Kraft has announced that it is removing some artificial dyes from its macaroni and cheese products marketed to children.
The company will remove Yellow No. 5 and Yellow No. 6 from its existing and new shaped pastas, including pastas shaped like characters from SpongeBob SquarePants, Teenage Mutant Ninja Turtles and "How to Train Your Dragon 2,” plus Halloween- and winter-themed shapes.
The new Mac & Cheese products aimed at kids will contain six more grams of whole grains, less sodium and saturated fat, and will use spices like paprika instead of artificial food dyes to boost the color.
"Parents have told us that they would like fun Mac & Cheese varieties with the same great taste, but with improved nutrition," Kraft spokeswoman Lynne Galia said in an e-mail.
The company claimed the recipe change was not influenced by a petition on Change.org that is asking Kraft to remove artificial dyes from all its macaroni and cheese products.

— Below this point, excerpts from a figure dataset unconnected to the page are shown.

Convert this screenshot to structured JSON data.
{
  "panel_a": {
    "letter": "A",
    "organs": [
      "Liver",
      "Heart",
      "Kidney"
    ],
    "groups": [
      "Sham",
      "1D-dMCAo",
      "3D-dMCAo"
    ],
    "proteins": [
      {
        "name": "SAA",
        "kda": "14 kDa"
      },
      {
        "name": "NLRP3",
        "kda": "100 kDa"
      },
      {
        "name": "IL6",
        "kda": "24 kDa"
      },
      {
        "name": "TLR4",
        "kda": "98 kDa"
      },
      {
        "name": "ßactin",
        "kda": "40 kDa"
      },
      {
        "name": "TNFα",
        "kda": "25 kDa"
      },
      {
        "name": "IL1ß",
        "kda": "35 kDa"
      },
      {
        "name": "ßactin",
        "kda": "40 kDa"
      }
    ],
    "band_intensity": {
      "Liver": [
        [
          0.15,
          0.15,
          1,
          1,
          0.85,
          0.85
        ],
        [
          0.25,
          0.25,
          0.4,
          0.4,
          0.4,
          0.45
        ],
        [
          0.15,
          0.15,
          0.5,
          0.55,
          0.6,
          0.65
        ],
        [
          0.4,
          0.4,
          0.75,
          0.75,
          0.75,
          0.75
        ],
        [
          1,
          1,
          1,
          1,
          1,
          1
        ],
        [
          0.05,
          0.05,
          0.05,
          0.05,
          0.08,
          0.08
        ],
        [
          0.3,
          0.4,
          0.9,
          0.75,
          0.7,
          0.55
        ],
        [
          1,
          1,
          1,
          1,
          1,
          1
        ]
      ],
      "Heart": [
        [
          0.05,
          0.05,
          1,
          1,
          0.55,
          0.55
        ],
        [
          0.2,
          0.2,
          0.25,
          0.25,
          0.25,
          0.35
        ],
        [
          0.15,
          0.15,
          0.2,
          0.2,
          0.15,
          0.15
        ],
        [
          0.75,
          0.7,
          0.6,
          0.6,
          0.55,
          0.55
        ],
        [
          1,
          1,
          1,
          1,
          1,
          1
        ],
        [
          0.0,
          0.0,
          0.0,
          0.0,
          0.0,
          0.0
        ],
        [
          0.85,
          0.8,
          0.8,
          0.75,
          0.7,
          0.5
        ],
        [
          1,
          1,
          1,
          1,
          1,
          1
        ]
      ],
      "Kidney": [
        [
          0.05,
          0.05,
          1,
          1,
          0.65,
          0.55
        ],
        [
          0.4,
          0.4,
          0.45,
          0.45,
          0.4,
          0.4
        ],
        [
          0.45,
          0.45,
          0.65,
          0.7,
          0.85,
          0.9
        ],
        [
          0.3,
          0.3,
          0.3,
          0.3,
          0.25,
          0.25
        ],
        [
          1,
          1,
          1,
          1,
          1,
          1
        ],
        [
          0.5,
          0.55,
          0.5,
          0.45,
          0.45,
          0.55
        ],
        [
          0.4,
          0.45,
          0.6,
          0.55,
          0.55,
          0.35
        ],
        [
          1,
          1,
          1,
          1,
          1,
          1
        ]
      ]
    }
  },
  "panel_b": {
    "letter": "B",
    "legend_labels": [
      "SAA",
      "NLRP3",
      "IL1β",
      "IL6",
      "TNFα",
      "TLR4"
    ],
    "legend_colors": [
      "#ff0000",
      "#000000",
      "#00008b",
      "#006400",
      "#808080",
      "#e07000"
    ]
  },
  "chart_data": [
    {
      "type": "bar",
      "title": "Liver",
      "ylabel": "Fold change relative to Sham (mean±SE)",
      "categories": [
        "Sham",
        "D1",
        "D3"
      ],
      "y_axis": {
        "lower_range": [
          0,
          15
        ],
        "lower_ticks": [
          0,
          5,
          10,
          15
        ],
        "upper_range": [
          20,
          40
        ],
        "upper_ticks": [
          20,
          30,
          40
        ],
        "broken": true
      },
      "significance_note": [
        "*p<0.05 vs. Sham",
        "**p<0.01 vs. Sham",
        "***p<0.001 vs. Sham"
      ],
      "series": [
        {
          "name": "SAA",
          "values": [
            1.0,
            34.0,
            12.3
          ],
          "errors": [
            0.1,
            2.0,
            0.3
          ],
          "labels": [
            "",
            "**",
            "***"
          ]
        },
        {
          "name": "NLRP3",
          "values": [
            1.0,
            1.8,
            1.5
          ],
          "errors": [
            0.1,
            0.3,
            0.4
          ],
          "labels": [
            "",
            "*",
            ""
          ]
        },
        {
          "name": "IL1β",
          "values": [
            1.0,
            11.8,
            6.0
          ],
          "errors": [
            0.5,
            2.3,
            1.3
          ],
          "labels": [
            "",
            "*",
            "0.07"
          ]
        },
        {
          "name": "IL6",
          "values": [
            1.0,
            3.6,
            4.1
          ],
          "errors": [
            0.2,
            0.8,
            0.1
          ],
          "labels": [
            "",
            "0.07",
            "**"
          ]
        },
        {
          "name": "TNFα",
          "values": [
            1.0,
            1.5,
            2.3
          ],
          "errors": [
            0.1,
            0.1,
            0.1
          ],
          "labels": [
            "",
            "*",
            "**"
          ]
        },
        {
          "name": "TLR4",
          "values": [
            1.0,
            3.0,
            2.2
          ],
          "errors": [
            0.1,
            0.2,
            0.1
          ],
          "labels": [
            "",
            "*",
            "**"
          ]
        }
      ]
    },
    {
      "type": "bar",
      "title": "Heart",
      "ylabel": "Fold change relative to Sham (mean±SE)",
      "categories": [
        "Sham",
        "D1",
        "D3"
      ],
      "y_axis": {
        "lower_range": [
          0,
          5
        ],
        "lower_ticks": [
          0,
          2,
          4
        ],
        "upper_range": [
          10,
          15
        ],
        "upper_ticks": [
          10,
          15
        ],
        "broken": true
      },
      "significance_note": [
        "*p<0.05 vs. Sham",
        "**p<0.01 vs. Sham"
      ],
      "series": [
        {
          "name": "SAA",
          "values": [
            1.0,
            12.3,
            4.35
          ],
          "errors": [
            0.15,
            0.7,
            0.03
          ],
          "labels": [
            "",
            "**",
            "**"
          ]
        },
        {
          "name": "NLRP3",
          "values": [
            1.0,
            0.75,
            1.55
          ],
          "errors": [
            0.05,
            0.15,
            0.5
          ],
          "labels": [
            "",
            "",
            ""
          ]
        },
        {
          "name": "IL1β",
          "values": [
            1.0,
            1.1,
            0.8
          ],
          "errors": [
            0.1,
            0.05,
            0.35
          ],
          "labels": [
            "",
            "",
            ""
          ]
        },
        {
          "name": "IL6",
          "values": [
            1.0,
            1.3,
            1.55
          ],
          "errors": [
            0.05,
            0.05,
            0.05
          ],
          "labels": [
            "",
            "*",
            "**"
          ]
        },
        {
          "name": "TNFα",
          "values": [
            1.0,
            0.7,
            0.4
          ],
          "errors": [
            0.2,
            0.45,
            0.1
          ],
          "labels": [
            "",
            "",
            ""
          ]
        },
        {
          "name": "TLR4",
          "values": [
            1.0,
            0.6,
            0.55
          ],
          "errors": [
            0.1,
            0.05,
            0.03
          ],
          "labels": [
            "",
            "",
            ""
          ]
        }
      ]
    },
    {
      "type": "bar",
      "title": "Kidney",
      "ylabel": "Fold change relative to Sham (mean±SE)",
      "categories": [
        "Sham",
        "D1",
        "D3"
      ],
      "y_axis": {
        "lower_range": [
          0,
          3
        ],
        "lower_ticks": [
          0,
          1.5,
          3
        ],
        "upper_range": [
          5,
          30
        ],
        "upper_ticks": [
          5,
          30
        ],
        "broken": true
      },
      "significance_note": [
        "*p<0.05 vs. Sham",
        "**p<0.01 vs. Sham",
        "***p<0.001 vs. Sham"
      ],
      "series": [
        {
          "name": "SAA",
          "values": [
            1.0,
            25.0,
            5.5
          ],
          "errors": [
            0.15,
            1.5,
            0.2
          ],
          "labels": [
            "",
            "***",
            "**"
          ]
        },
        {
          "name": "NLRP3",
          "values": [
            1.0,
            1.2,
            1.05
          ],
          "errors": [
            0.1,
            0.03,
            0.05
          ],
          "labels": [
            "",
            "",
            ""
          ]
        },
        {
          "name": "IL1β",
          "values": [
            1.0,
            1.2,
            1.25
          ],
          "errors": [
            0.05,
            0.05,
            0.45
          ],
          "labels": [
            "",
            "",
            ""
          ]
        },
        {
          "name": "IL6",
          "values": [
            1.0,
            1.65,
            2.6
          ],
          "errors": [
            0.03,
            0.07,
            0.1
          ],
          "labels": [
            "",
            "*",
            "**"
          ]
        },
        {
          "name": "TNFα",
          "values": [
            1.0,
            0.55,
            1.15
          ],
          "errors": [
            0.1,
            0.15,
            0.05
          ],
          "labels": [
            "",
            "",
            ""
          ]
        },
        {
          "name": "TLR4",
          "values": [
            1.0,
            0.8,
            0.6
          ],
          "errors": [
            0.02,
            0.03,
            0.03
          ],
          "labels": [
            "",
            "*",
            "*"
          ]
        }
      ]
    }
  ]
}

The US Food and Drug Administration approved Yellow No. 5 and Yellow No. 6 for use in foods in 1969 and 1986.
Yellow No. 5 has been linked to hyperactivity, asthma, rashes and cancer, but the evidence that it is harmful is inconclusive. Still Europe requires that products colored by Yellow No. 5 warn of a possible “adverse effect on activity and attention in children."
Kraft does not use artificial dyes in its macaroni and cheese products sold in Europe.
Aficionados of unnaturally bright yellow food, do not fear: Kraft’s “original flavor,” traditionally-shaped Mac & Cheese sold in the US and Kraft Dinner sold in Canada will continue to be colored with artificial dye.